A young noblewoman, Joanna Stafford, is brought by her father to Dartford Priory, where she enters the novitiate. Soon thereafter, thanks to a foolhardy attempt to render aid to her condemned cousin Margaret, Joanna and her father are confined to the Tower, where they languish for several months. Stephen Gardiner, Bishop of Winchester, engineers Joanna’s release and return to Dartford, but not without extracting from her a terrible admission: concealed somewhere at the priory is a sacred relic, the Crown of King Athelstan, England’s last great Saxon monarch. Her father will remain in the Tower until Joanna locates and secures the Crown for Gardiner, who, he says, intends to use its mysterious power to, somehow, thwart King Henry’s rampage against Roman Catholicism and its religious orders. Accompanying Joanna to Dartford are two other agents of the Bishop, the recently dispossessed Dominican friars Brother Richard and Brother Edmund. Back at Dartford, Joanna’s search for the Crown yields no clues, until a visitor, Lord Chester, drunkenly spots a telling tapestry and collapses in terror. Sometime that night Chester is murdered. Brother Edmond is accused, but cleared when Lady Chester leaves a suicide note confessing her own guilt.
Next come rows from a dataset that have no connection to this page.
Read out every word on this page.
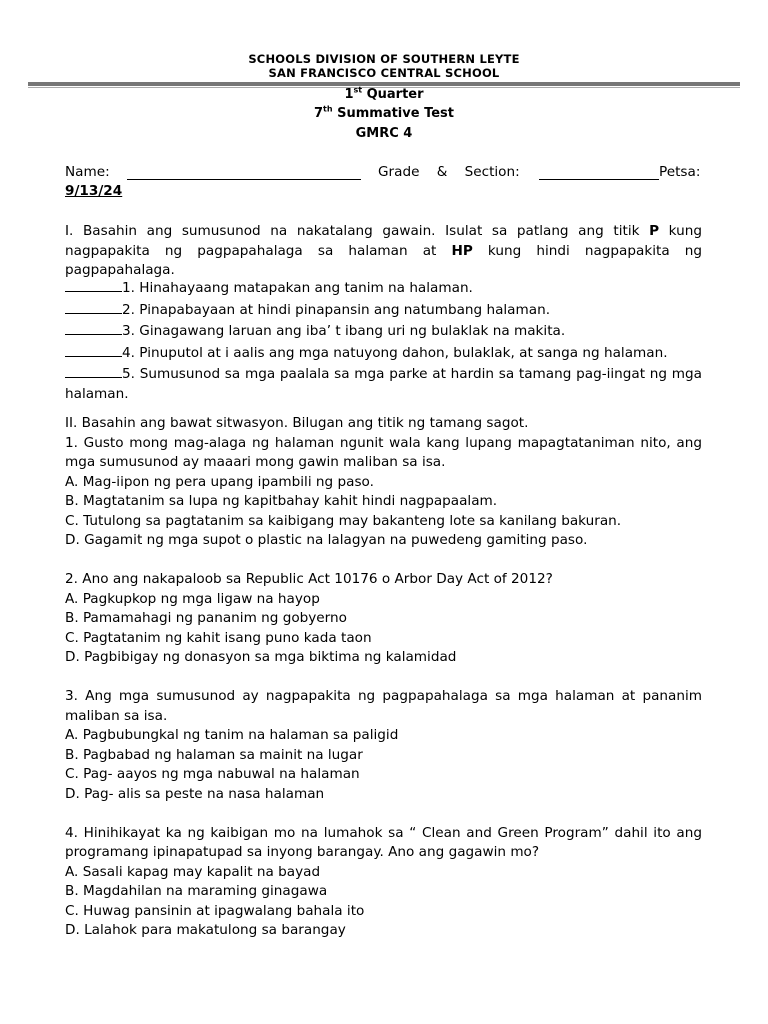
SCHOOLS DIVISION OF SOUTHERN LEYTE
SAN FRANCISCO CENTRAL SCHOOL
1st Quarter
7th Summative Test
GMRC 4
Name:	Grade    &    Section:	Petsa:
9/13/24
I. Basahin ang sumusunod na nakatalang gawain. Isulat sa patlang ang titik P kung nagpapakita ng pagpapahalaga sa halaman at HP kung hindi nagpapakita ng pagpapahalaga.
1. Hinahayaang matapakan ang tanim na halaman.
2. Pinapabayaan at hindi pinapansin ang natumbang halaman.
3. Ginagawang laruan ang iba’ t ibang uri ng bulaklak na makita.
4. Pinuputol at i aalis ang mga natuyong dahon, bulaklak, at sanga ng halaman.
5. Sumusunod sa mga paalala sa mga parke at hardin sa tamang pag-iingat ng mga halaman.
II. Basahin ang bawat sitwasyon. Bilugan ang titik ng tamang sagot.
1. Gusto mong mag-alaga ng halaman ngunit wala kang lupang mapagtataniman nito, ang mga sumusunod ay maaari mong gawin maliban sa isa.
A. Mag-iipon ng pera upang ipambili ng paso.
B. Magtatanim sa lupa ng kapitbahay kahit hindi nagpapaalam.
C. Tutulong sa pagtatanim sa kaibigang may bakanteng lote sa kanilang bakuran.
D. Gagamit ng mga supot o plastic na lalagyan na puwedeng gamiting paso.
2. Ano ang nakapaloob sa Republic Act 10176 o Arbor Day Act of 2012?
A. Pagkupkop ng mga ligaw na hayop
B. Pamamahagi ng pananim ng gobyerno
C. Pagtatanim ng kahit isang puno kada taon
D. Pagbibigay ng donasyon sa mga biktima ng kalamidad
3. Ang mga sumusunod ay nagpapakita ng pagpapahalaga sa mga halaman at pananim maliban sa isa.
A. Pagbubungkal ng tanim na halaman sa paligid
B. Pagbabad ng halaman sa mainit na lugar
C. Pag- aayos ng mga nabuwal na halaman
D. Pag- alis sa peste na nasa halaman
4. Hinihikayat ka ng kaibigan mo na lumahok sa “ Clean and Green Program” dahil ito ang programang ipinapatupad sa inyong barangay. Ano ang gagawin mo?
A. Sasali kapag may kapalit na bayad
B. Magdahilan na maraming ginagawa
C. Huwag pansinin at ipagwalang bahala ito
D. Lalahok para makatulong sa barangay
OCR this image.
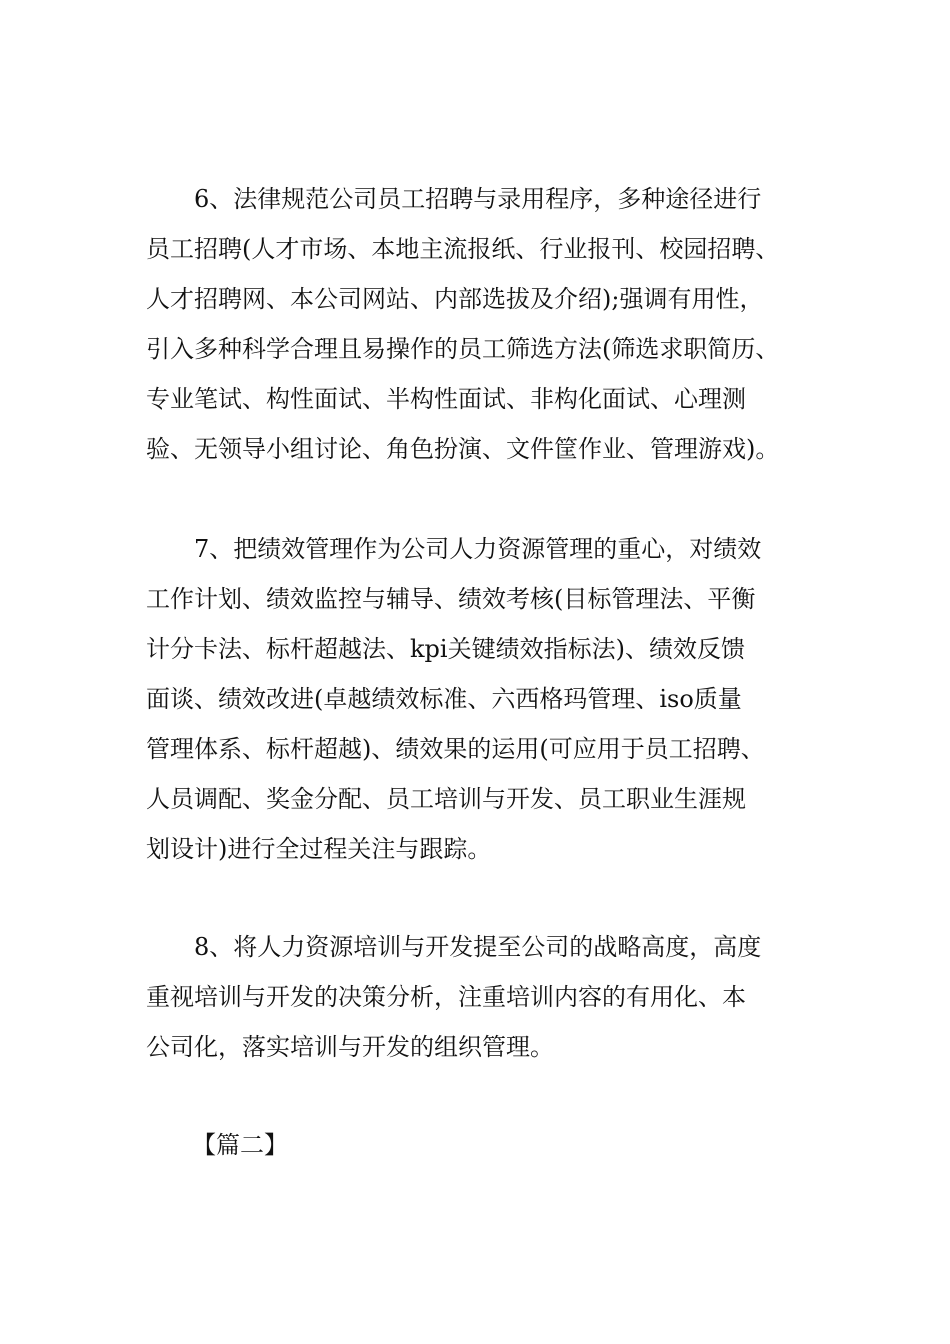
6、法律规范公司员工招聘与录用程序，多种途径进行
员工招聘(人才市场、本地主流报纸、行业报刊、校园招聘、
人才招聘网、本公司网站、内部选拔及介绍);强调有用性，
引入多种科学合理且易操作的员工筛选方法(筛选求职简历、
专业笔试、构性面试、半构性面试、非构化面试、心理测
验、无领导小组讨论、角色扮演、文件筐作业、管理游戏)。
7、把绩效管理作为公司人力资源管理的重心，对绩效
工作计划、绩效监控与辅导、绩效考核(目标管理法、平衡
计分卡法、标杆超越法、kpi关键绩效指标法)、绩效反馈
面谈、绩效改进(卓越绩效标准、六西格玛管理、iso质量
管理体系、标杆超越)、绩效果的运用(可应用于员工招聘、
人员调配、奖金分配、员工培训与开发、员工职业生涯规
划设计)进行全过程关注与跟踪。
8、将人力资源培训与开发提至公司的战略高度，高度
重视培训与开发的决策分析，注重培训内容的有用化、本
公司化，落实培训与开发的组织管理。
【篇二】
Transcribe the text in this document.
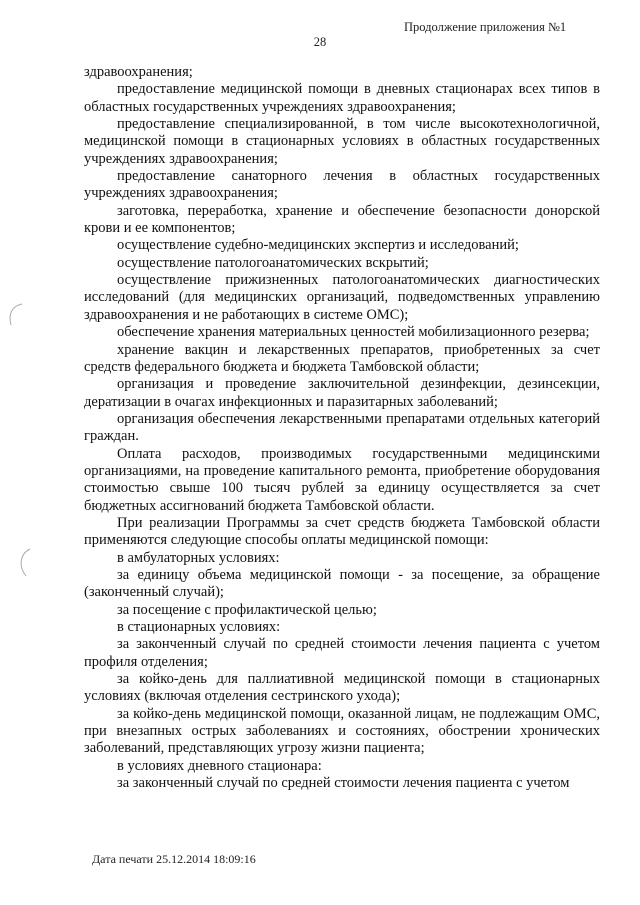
Продолжение приложения №1
28

здравоохранения;

предоставление медицинской помощи в дневных стационарах всех типов в областных государственных учреждениях здравоохранения;

предоставление специализированной, в том числе высокотехнологичной, медицинской помощи в стационарных условиях в областных государственных учреждениях здравоохранения;

предоставление санаторного лечения в областных государственных учреждениях здравоохранения;

заготовка, переработка, хранение и обеспечение безопасности донорской крови и ее компонентов;

осуществление судебно-медицинских экспертиз и исследований;

осуществление патологоанатомических вскрытий;

осуществление прижизненных патологоанатомических диагностических исследований (для медицинских организаций, подведомственных управлению здравоохранения и не работающих в системе ОМС);

обеспечение хранения материальных ценностей мобилизационного резерва;

хранение вакцин и лекарственных препаратов, приобретенных за счет средств федерального бюджета и бюджета Тамбовской области;

организация и проведение заключительной дезинфекции, дезинсекции, дератизации в очагах инфекционных и паразитарных заболеваний;

организация обеспечения лекарственными препаратами отдельных категорий граждан.

Оплата расходов, производимых государственными медицинскими организациями, на проведение капитального ремонта, приобретение оборудования стоимостью свыше 100 тысяч рублей за единицу осуществляется за счет бюджетных ассигнований бюджета Тамбовской области.

При реализации Программы за счет средств бюджета Тамбовской области применяются следующие способы оплаты медицинской помощи:

в амбулаторных условиях:

за единицу объема медицинской помощи - за посещение, за обращение (законченный случай);

за посещение с профилактической целью;

в стационарных условиях:

за законченный случай по средней стоимости лечения пациента с учетом профиля отделения;

за койко-день для паллиативной медицинской помощи в стационарных условиях (включая отделения сестринского ухода);

за койко-день медицинской помощи, оказанной лицам, не подлежащим ОМС, при внезапных острых заболеваниях и состояниях, обострении хронических заболеваний, представляющих угрозу жизни пациента;

в условиях дневного стационара:

за законченный случай по средней стоимости лечения пациента с учетом

Дата печати 25.12.2014 18:09:16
When Henry’s operatives appear at Dartford it is clear that Cromwell, Henry’s chief minister and Gardiner’s sworn enemy, is aware of the Athelstan Crown’s existence; its links to Charlemagne and Christ himself; and its unique proclivity: to bring invincibility to anyone of royal blood who is pure, and death to anyone who is not. Only when Richard, Edmund and Joanna join forces can they trace the legend of Athelstan to its roots in another monastery, but their faith and trust in the Bishop known as Wily Winchester will be severely tested.
This fast-paced debut delivers Tudor intrigue and mystical thrills in one satisfying package—and leaves room for a sequel.